Thursday, September 16, 2021

Finding joy and hope in the little things

Photo by engin akyurt on Unsplash

It seems that almost everyone I know personally has family, relatives, friends who had died from COVID. If you’re one who hasn’t been “touched” by this deadly virus, consider yourself lucky and I fervently pray it would stay that way for you.

Last September 11, we have registered a record-high of 26,303 new COVID cases. It’s the highest number of cases logged in a day since this pandemic started last year. I don’t know what we’re doing wrong but I sometimes feel like the Philippines is in a losing battle. Like we’re all in a game of Russian roulette. 

What annoys me more aside from the incompetence of the government in handling the crisis is the non-stop bickering of opposing parties especially that the presidential election is just 7 months from now. 

Starting today, Metro Manila will be under GCQ Alert Level 4. Alert Level System is a new approach that the IATF (Inter-Agency Task Force) came up to balance economy (by bringing back jobs) and health. As the level gets higher, the movement restrictions become stricter.

(I don’t want to bore you with the specifics, but if you need to know more about it just click the CNN Philippines report here.)

The new system gives perks to the fully vaccinated as they are the only ones allowed (at 10% capacity) to dine-in and indoor personal care services. For individuals regardless of the vaccination status, they are given the 30% capacity outdoors. I cannot really comment on the partially vaccinated or those who are still waiting for their vaccination schedules, especially through no fault of their own, but for those who are willingly unvaccinated/anti-vaxxers, I hope they won’t challenge this anymore and call it discrimination. I mean, they can't have their cake and eat it too. They made their choice to not get vaccinated, so don’t expect they’d be granted the same freedom as those who went out of their way to get inoculated. Times have changed, we are on a deadly pandemic and people had to do their part.

Apart from this global pandemic already crippling us, the Japanese embassy in Manila has also warned citizens of a possible terror attack/suicide bombings in Southeast Asia including the Philippines. I mean, seriously, haven’t we had enough?

We all have to accept that this nightmare is far from over. Many people are trying their best to cope, some not faring well like the others. I have talked about my own bouts with anxiety and stress for the past few months, how the alternating good days and bad days had been rough on me. This is why lately I try to find joy and hope in the little, everyday things.

Like how I read about how according to some studies that individuals with Blood Type O may be less vulnerable from COVID-19 infection.  

I always knew I’m a type-O, but I still wanted to be sure. So a few days ago, I went for a blood typing test. It wasn’t something I decided out of whim since I’ll also be needing it anyway for the National ID application come November.

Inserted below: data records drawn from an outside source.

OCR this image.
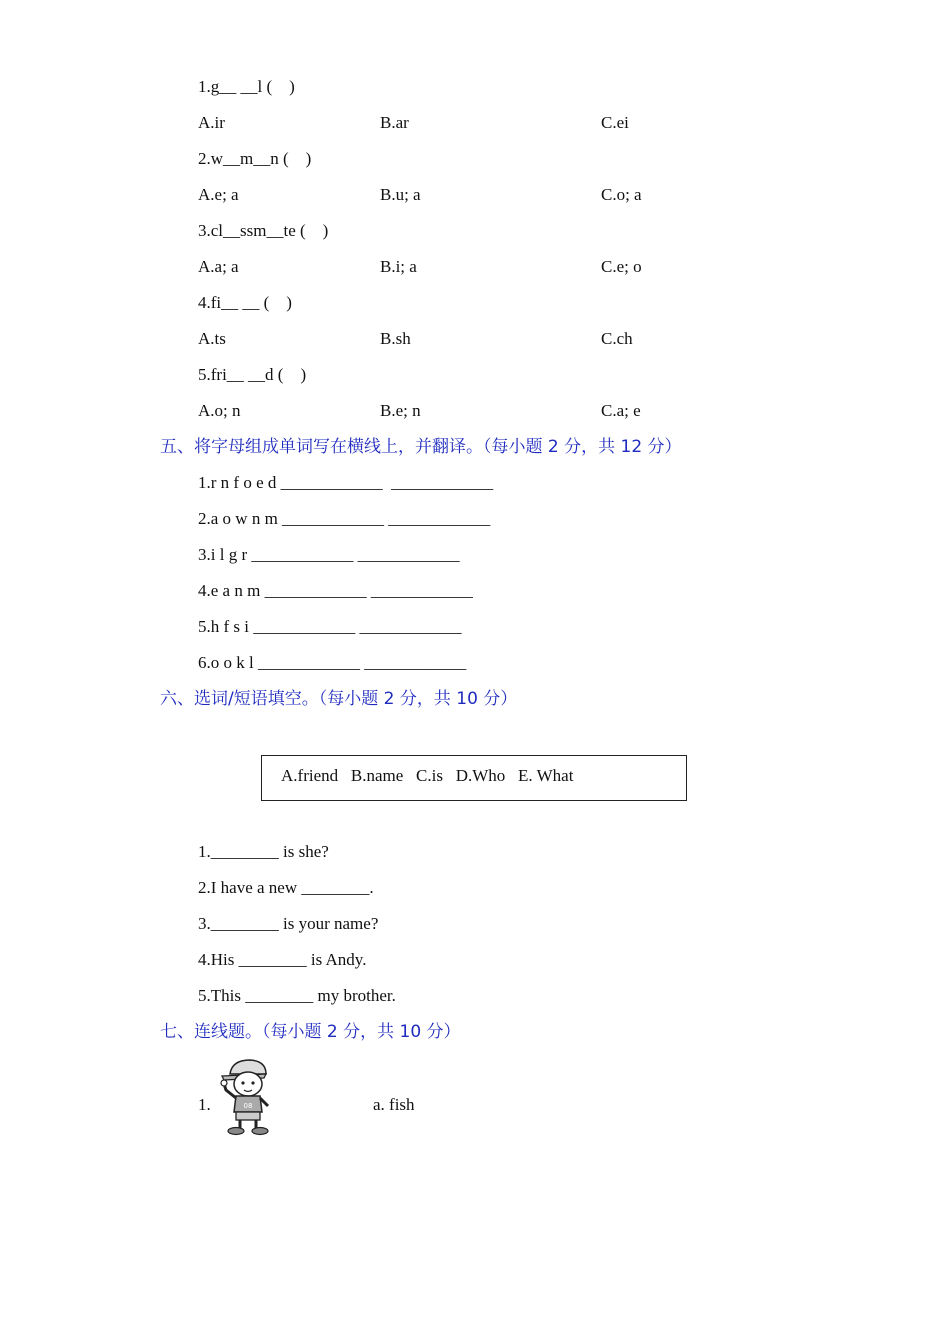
1.g__ __l (    )
A.ir	B.ar	C.ei
2.w__m__n (    )
A.e; a	B.u; a	C.o; a
3.cl__ssm__te (    )
A.a; a	B.i; a	C.e; o
4.fi__ __ (    )
A.ts	B.sh	C.ch
5.fri__ __d (    )
A.o; n	B.e; n	C.a; e
五、将字母组成单词写在横线上，并翻译。（每小题 2 分，共 12 分）
1.r n f o e d ____________  ____________
2.a o w n m ____________ ____________
3.i l g r ____________ ____________
4.e a n m ____________ ____________
5.h f s i ____________ ____________
6.o o k l ____________ ____________
六、选词/短语填空。（每小题 2 分，共 10 分）
A.friend   B.name   C.is   D.Who   E. What
1.________ is she?
2.I have a new ________.
3.________ is your name?
4.His ________ is Andy.
5.This ________ my brother.
七、连线题。（每小题 2 分，共 10 分）
1.	08	a. fish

After an hour, I got the result. 

Don’t get me wrong, knowing this doesn’t necessarily mean that I can put my guards down now. For all we know, there might be no real link between blood type and COVID risk. Then again, with all that has been happening, it doesn’t hurt to hope that some of the odds are in my favor. 

Admittedly, I have been ordering more on Shopee these days, so much so that I didn’t even notice that I am just a few purchases away from being a Platinum member. It was never my goal, but I guess online shopping can bring forth little joy.

When I look inside my room these days, I can see all the purchases I made in the last six or so months, with some really good buys and a few I regret buying. Nevertheless, online shopping gives me the same feel-good factor as that of shopping in a physical store. Seeing my item (however big or small) is “Out for Delivery” is enough to excite me. Unboxing an item and realizing it’s actually a good buy is another level of joy. 

I have a lot on my online cart right now waiting for the time I can go ahead and press checkout. I try not to hesitate anymore; if I want something and I can afford it, I will get it. If not, then I will wait. 

Because of COVID-19 restrictions, we’re limited on a lot of the things we used to be able to do to bring us joy. I can’t travel and go on staycations with my family, I can’t bring my nephews to places they want to see, I can’t go out with friends. There are only a few things that excite me these days and denying myself of occasional moments of happiness is not quite right anymore. 

“If it makes you happy, it can’t be that bad.” as that Sheryl Crow song goes. 

We are all feeling the emotional toll of all the worry, changes, losses, and uncertainty that COVID gave us. Although it may be hard, I realized I can’t keep thinking about the dreadful things and the worst-case scenarios all the time. I can’t always have a morbid state of mind. It’s debilitating.

I have to have hope. I have to see the joy in the little things. I have to gravitate more toward the things that make me happy. Anything to get my mind away from the horrors of what’s happening. We have to hope that things will get better in time but we have to be patient.